Quando um martinicense, pai dos intelectuais antilhanos, recebe uma guadalupeana, rainha das letras, o encontro não pode decepcionar. Os 90 anos de Aimé Césaire foram celebrados no ano passado. Entre as manifestações de homenagens, um colóquio organizado por Maryse Condé se realizou na Universidade de New York e contava entre os convidados com Breyten Breytenbach ou Edouard Glissant. Nele foi apresentado o filme de entrevistas que Aimé Césaire concedeu a Patrice Louis, jornalista parisiense instalado na Martinica e autor de um A, B, C…ésaire (Ed. Ibis Rouge, 2003). No fim dos trabalhos, Maryse Condé, que divide sua vida entre os Estados Unidos e sua ilha natal, emitiu o desejo de rever o irmão mais velho em escritura que ela não revia há vinte anos. Embora próximas, as duas ilhas francesas do Caribe podem parecer separadas pela imensidão de um oceano…
O “Métro(politain)” foi encarregado da missão. No dia marcado, a escritora aterrissou no aeroporto, que deveria levar desde que possível o nome de Aimé Césaire, onde a esperava o mensageiro. Direção: a antiga sede da prefeitura de Fort-de-France, onde o poeta, há muito tempo eleito, conservou um escritório.
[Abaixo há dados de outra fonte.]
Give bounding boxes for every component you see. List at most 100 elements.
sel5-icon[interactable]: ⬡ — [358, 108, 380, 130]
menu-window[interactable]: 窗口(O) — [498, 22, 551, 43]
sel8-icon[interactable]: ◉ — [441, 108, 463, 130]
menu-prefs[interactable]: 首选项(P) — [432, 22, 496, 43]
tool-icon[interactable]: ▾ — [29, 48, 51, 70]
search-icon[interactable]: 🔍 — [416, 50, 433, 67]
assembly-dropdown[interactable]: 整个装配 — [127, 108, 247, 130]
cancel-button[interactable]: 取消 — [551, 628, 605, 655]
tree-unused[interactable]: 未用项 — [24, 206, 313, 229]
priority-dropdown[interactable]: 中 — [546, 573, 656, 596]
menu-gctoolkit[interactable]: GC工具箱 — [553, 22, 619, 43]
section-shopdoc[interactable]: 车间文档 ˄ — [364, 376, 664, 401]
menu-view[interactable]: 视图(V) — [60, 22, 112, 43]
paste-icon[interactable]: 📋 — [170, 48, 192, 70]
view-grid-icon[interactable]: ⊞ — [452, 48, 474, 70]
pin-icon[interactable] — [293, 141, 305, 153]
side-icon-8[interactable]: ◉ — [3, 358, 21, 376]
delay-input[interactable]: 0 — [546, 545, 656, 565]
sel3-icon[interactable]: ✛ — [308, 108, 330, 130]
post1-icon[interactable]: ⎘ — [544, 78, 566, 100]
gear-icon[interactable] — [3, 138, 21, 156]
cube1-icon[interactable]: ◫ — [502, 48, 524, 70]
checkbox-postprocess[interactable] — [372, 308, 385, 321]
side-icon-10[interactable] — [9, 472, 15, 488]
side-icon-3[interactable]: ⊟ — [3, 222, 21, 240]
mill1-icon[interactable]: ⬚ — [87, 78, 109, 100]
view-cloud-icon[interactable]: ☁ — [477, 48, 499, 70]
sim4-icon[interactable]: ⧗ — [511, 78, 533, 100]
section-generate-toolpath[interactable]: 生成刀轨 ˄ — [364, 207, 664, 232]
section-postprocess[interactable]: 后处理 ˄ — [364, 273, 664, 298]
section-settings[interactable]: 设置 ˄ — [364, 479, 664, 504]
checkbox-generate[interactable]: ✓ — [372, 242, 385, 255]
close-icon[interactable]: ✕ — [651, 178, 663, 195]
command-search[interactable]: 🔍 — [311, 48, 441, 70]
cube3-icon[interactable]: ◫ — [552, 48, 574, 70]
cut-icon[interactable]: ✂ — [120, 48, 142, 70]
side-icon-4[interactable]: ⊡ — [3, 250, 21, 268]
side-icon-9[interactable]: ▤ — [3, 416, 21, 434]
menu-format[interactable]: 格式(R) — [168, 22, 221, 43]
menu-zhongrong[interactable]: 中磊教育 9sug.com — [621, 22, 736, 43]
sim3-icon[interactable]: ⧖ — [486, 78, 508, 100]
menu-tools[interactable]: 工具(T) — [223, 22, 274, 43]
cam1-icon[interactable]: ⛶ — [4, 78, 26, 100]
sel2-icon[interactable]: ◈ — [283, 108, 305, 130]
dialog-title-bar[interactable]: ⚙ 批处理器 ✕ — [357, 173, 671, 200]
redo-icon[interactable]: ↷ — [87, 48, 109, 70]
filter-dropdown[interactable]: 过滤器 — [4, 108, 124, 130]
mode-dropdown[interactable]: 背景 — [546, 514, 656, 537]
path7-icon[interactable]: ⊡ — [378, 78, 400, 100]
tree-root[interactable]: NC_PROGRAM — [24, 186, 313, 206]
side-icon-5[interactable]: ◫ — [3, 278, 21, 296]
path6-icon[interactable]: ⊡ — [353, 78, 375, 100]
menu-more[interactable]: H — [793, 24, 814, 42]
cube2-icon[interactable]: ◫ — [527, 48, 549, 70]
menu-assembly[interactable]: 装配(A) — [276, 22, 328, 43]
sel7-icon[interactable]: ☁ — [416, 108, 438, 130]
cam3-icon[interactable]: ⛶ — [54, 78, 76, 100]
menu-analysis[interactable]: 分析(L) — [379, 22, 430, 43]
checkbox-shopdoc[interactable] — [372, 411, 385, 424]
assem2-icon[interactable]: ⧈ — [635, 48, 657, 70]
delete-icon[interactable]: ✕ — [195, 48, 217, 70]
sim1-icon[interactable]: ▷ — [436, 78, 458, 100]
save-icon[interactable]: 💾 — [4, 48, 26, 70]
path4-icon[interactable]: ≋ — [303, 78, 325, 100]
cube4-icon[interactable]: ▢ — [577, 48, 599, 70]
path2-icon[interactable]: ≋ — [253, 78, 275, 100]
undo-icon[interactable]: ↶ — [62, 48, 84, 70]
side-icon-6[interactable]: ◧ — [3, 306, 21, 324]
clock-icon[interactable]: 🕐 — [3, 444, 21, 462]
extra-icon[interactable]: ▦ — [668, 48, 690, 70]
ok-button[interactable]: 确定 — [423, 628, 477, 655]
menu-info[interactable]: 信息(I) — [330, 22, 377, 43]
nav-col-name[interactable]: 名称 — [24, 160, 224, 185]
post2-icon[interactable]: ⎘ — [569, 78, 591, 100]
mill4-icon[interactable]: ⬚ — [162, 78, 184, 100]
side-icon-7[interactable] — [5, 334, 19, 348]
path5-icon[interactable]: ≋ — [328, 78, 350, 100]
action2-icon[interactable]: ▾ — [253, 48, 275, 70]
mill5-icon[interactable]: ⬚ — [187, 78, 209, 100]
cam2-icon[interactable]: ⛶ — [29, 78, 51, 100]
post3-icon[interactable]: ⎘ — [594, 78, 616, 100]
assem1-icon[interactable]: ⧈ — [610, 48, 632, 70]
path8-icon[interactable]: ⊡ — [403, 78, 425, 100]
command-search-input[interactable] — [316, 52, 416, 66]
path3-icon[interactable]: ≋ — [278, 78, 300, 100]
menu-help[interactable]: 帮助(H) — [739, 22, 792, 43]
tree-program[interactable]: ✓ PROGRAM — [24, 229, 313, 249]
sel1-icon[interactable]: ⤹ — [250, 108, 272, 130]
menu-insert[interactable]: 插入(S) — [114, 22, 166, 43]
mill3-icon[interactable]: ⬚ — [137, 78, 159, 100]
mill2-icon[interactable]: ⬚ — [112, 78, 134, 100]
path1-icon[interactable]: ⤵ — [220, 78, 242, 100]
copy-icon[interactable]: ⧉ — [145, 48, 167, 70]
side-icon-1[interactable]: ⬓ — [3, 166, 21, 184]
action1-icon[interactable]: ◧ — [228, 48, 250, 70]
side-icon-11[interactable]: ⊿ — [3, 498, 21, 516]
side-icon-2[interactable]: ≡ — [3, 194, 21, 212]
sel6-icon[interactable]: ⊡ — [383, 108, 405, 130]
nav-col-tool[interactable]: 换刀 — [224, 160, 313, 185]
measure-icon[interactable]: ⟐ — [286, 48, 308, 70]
Durante uma hora, os dois antilhanos nutridos de África trocaram de posição, a autora de Ségou se transmutando em entrevistadora do cantor da negritude - o jornalista tendo o papel do escriba … [Patrice Louis]

MC | Começarei por uma questão de atualidade. O Haiti ocupou um lugar considerável em sua obra. O que você pensa dos acontecimentos que se passam nele?

AC | E patético! A história do Haiti é gloriosa. Jamais esqueci que essa ilha conquistou a liberdade há duzentos anos: a liberdade não lhe foi dada. Os haitianos combateram para tê-la. Mas é preciso insistir no fato de que eles a conquistaram não somente para si mesmos mas para todos nós. Nós devemos lhes ser gratos por isso. No entanto, devo dizer que, esse episódio à parte, houve realmente momentos extremamente penosos, ao ponto que, apesar dessa liberdade conquistada, a desgraça quer que jamais os haitianos tenham podido achar uma organização razoável capaz de assegurar uma espécie de equilíbrio. Eles criaram uma péssima herança. É claro, eles conquistaram a liberdade, mas a sociedade não mudou de maneira tão profunda quanto se teria desejado. Primeiro, houve os brancos, os mestres escravagistas, e depois o povo… nós. Encontra-se agora a situação em que a classe intermediária que substituiu os brancos conservou muitos hábitos, e péssimos hábitos. Eles pegaram um pouco seu lugar e não desempenharam o papel que aguardávamos e esperávamos. O Haiti procura seu equilíbrio e nem sempre o achou.

MC | Você pensa que se pode escrever La tragédie de Jean-Bertrand Aristide como você escreveu La tragédie du roi Christophe?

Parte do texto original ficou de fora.